In the end, 43 students, or 86 percent of the sample, "voted to ban dihydrogen monoxide because it has caused too many deaths," wrote Nathan in the conclusion to his project, adding that he "was appalled that my peers were so easily misled. . . . I don't feel comfortable with the current level of understanding."
Me neither, and it's not just kids I worry about. Nathan's project, which won the grand prize at the Greater Idaho Falls Science Fair, was titled, "How Gullible Are We?" But ninth-graders aren't the only gullible parties. I'm sure that, if Nathan tried the same experiment on adults, he'd find at least as many would want to ban DHMO.
Says David Murray, research director of the non-profit Statistical Assessment Service in Washington, "The likelihood is high that I could replicate these results with a survey of members of Congress."
Murray, whose organization "looks out for misleading science that's driving public policy over a cliff," ran across the Zohner story a few months ago on the Internet. But he writes, "we thought it sounded like an urban myth -- too pat, too neat." He discovered from local press reports that it was indeed true. I confirmed it too, after talking earlier this week with Nathan's mom, Marivene, who says that Nathan wants to be "a scientist in the nuclear field," like his dad.
The implications of Nathan's research are so disturbing that I've decided to coin a term: "Zohnerism," defined as the use of a true fact to lead a scientifically and mathematically ignorant public to a false conclusion.
Environmental hysterics -- Vice President Al Gore springs to mind -- and ideologues in such fields as race, women's issues and economics are adept at using Zohnerisms, with help from the media, to advance their agendas. A few examples:
The breast-implant mania. Dow Corning was driven into bankruptcy through lawsuits over its silicone implants -- even though science doesn't support claims that they're dangerous. Marcia Angell, executive editor of the New England Journal of Medicine, cites the problem jurors "have in thinking in terms of probabilities, or in acknowledging the possibility of coincidence."
Research, she says, has consistently failed to find a link between silicone and disease. Yes, women who have implants get sick, but, in a typical study, "the implant group was no more likely to develop connective tissue disease than the group without implants."
White flight. In the headline above an article Sunday about population growth in rural areas, the New York Times claimed, "Hint of Racial Undercurrents Is Behind Broad Exodus of Whites." Steven A. Holmes, the reporter, wrote that studies by demographer William Frey "show that of the 40 fastest-growing rural counties, virtually all are at least 70 percent white."

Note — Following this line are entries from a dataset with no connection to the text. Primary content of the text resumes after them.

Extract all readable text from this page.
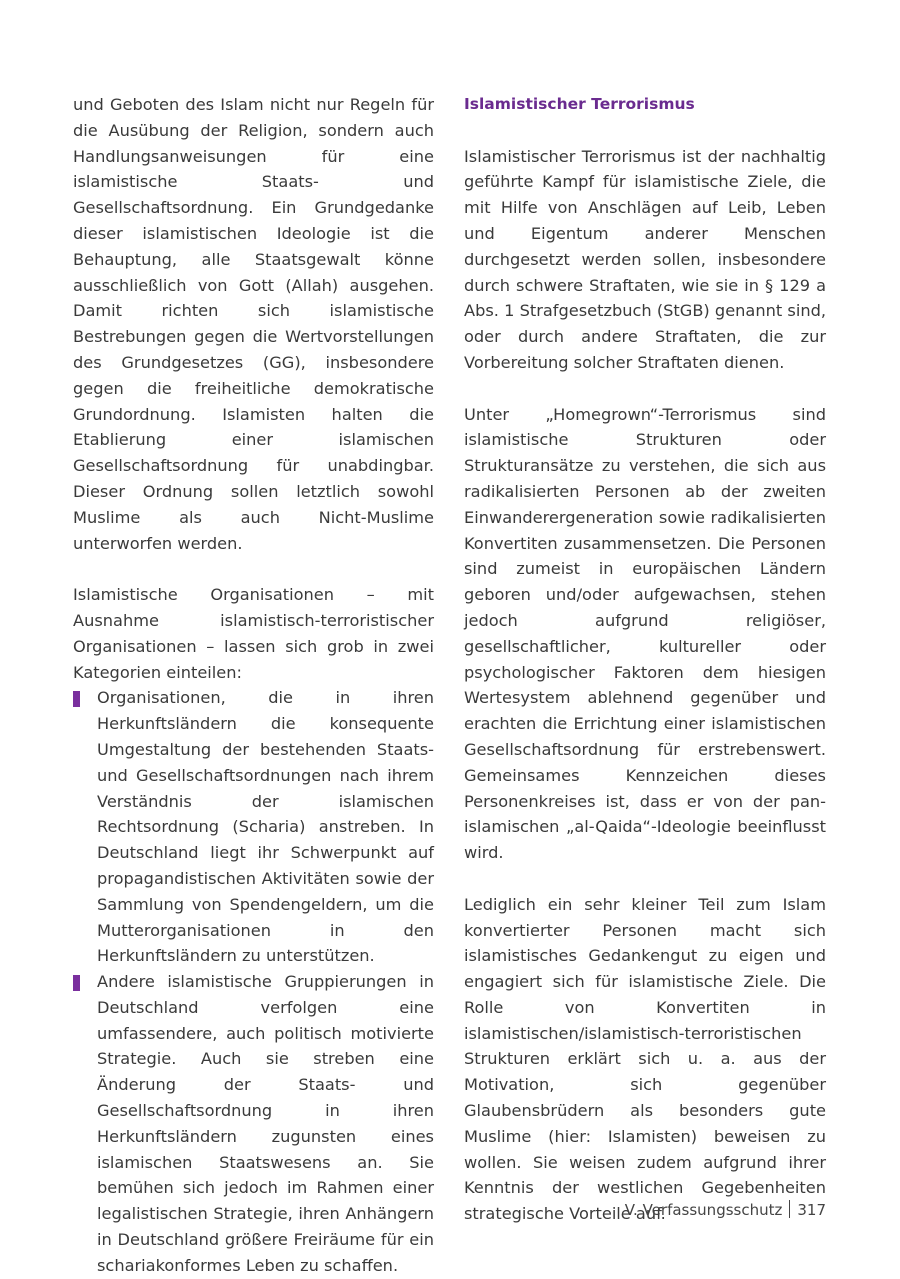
und Geboten des Islam nicht nur Regeln für die Ausübung der Religion, sondern auch Handlungsanweisungen für eine islamistische Staats- und Gesellschaftsordnung. Ein Grundgedanke dieser islamistischen Ideologie ist die Behauptung, alle Staatsgewalt könne ausschließlich von Gott (Allah) ausgehen. Damit richten sich islamistische Bestrebungen gegen die Wertvorstellungen des Grundgesetzes (GG), insbesondere gegen die freiheitliche demokratische Grundordnung. Islamisten halten die Etablierung einer islamischen Gesellschaftsordnung für unabdingbar. Dieser Ordnung sollen letztlich sowohl Muslime als auch Nicht-Muslime unterworfen werden.

Islamistische Organisationen – mit Ausnahme islamistisch-terroristischer Organisationen – lassen sich grob in zwei Kategorien einteilen:

Organisationen, die in ihren Herkunftsländern die konsequente Umgestaltung der bestehenden Staats- und Gesellschaftsordnungen nach ihrem Verständnis der islamischen Rechtsordnung (Scharia) anstreben. In Deutschland liegt ihr Schwerpunkt auf propagandistischen Aktivitäten sowie der Sammlung von Spendengeldern, um die Mutterorganisationen in den Herkunftsländern zu unterstützen.
Andere islamistische Gruppierungen in Deutschland verfolgen eine umfassendere, auch politisch motivierte Strategie. Auch sie streben eine Änderung der Staats- und Gesellschaftsordnung in ihren Herkunftsländern zugunsten eines islamischen Staatswesens an. Sie bemühen sich jedoch im Rahmen einer legalistischen Strategie, ihren Anhängern in Deutschland größere Freiräume für ein schariakonformes Leben zu schaffen.
Islamistischer Terrorismus

Islamistischer Terrorismus ist der nachhaltig geführte Kampf für islamistische Ziele, die mit Hilfe von Anschlägen auf Leib, Leben und Eigentum anderer Menschen durchgesetzt werden sollen, insbesondere durch schwere Straftaten, wie sie in § 129 a Abs. 1 Strafgesetzbuch (StGB) genannt sind, oder durch andere Straftaten, die zur Vorbereitung solcher Straftaten dienen.

Unter „Homegrown“-Terrorismus sind islamistische Strukturen oder Strukturansätze zu verstehen, die sich aus radikalisierten Personen ab der zweiten Einwanderergeneration sowie radikalisierten Konvertiten zusammensetzen. Die Personen sind zumeist in europäischen Ländern geboren und/oder aufgewachsen, stehen jedoch aufgrund religiöser, gesellschaftlicher, kultureller oder psychologischer Faktoren dem hiesigen Wertesystem ablehnend gegenüber und erachten die Errichtung einer islamistischen Gesellschaftsordnung für erstrebenswert. Gemeinsames Kennzeichen dieses Personenkreises ist, dass er von der pan-islamischen „al-Qaida“-Ideologie beeinflusst wird.

Lediglich ein sehr kleiner Teil zum Islam konvertierter Personen macht sich islamistisches Gedankengut zu eigen und engagiert sich für islamistische Ziele. Die Rolle von Konvertiten in islamistischen/islamistisch-terroristischen Strukturen erklärt sich u. a. aus der Motivation, sich gegenüber Glaubensbrüdern als besonders gute Muslime (hier: Islamisten) beweisen zu wollen. Sie weisen zudem aufgrund ihrer Kenntnis der westlichen Gegebenheiten strategische Vorteile auf.

V. Verfassungsschutz 317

Shocking? Well, according to the Bureau of the Census, 83 percent of the U.S. population is white.
Finding Zohnerisms in the press, Congressional Record and speeches of administration officials makes a great parlor game. One place to start is the collected speeches of EPA chief Carol Browner, who has used Zohnerisms masterfully to promote expensive, disruptive new standards for particulate matter and global warming -- despite evidence from scientists that is, at best, inconclusive.
That's a shame. In a land where technical ignorance reigns and susceptibility to Zohnerisms is high, it's the duty of politicians, journalists and scientists to present facts responsibly and in context.
After all, think what would happen if the EPA really did ban dihydrogen monoxide.